Explorations in Black Leadership

Co-Directed by Phyllis Leffler & Julian Bond

Leadership Philosophy: Confidence, Not Arrogance

BOND: Now, do you have a general philosophy that guides you through life? Is there some general set of philosophical principles that you try to follow or have tried to follow?

PINN: I’m sure there are. I’m not sure I can articulate them. I really don’t. I haven’t really thought about it that way. I guess I’m involved in so many different dimensions that I think in terms of different activities and, again, it just comes down to not doing anything that I feel would be unethical, would go against a sense of being —

BOND: It sounds like the physicians injunction — first, do no harm.

PINN: That’s true. But I guess I sort of was brought up feeling that way long before I became a doctor but, yeah, that’s probably as good a way as any to put it — do no harm.

BOND: Now, how has that sustained you through moments of resistance or alienation or rejection?

PINN: It’s a matter of — I guess if I think about it, feeling that what I’m pursuing — taking stock in what I’m pursuing — is it really worth the effort and the sacrifices or the battles and if it is, then I have no choice but to move forward. And that’s sort of how I approach things. If I’m fighting a battle and I think about it in the larger scope of the world, the larger scope of my world or larger scope of whatever we’re working in, if it’s not worth it, then maybe I need to direct my efforts elsewhere, but if it’s something that’s very important that needs to be done, then I need to hang in there and do it. If nobody else will or if others come along with me, all the better, but you never accomplish things or you never bring about change if you don’t battle forward.

BOND: And if you think you’re right, you’ll go forward by yourself?

PINN: I will, but I have to be careful that I don’t overestimate my own righteousness in feeling I’m right, so I have to make those decisions about whether or not I’m right based on some outside influences, and I am certainly capable and often do say to friends or colleagues, you know, "Tell me, do you think that what I’m trying to pursue is right? Is this something we should be doing because of the resistance, either on a personal level or professional level?" So I don’t try to just make all those decisions myself.

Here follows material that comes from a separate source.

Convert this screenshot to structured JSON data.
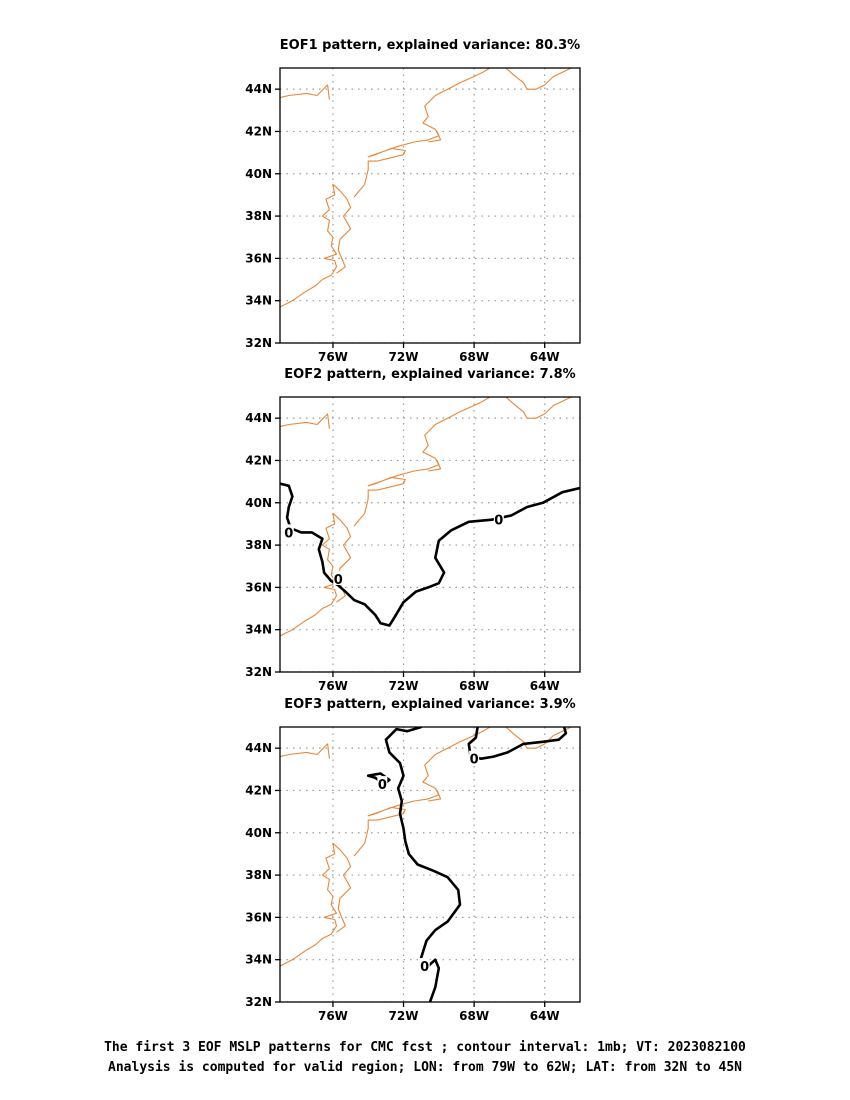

When I talk to young people, I often say you’ve got to have self-confidence but you can’t be arrogant. I don’t like arrogance. I don’t like it in people and in me professionally. I don’t like it in people that I meet personally. I have known professionals who are arrogant that I say, "Okay, I can accept that because they earned it. I know their careers. I know their lives, so I can accept their arrogance. Maybe they deserve to have that degree of arrogance." But I know you don’t have to be arrogant, so when it comes to whether or not I think I’m right in where I’m going, I have to remind myself all the time what I say to others — I can’t be arrogant about it. I need to have the self-confidence but I don’t want to be arrogant about it. If that makes sense —

BOND: Yes, that makes sense.

PINN: — but that’s really how I think about it. I really have a problem with people who are always self-righteous and arrogant in their self-righteousness regardless of what anybody else thinks and so I have to keep myself in check to make sure I don’t assume those same attitudes.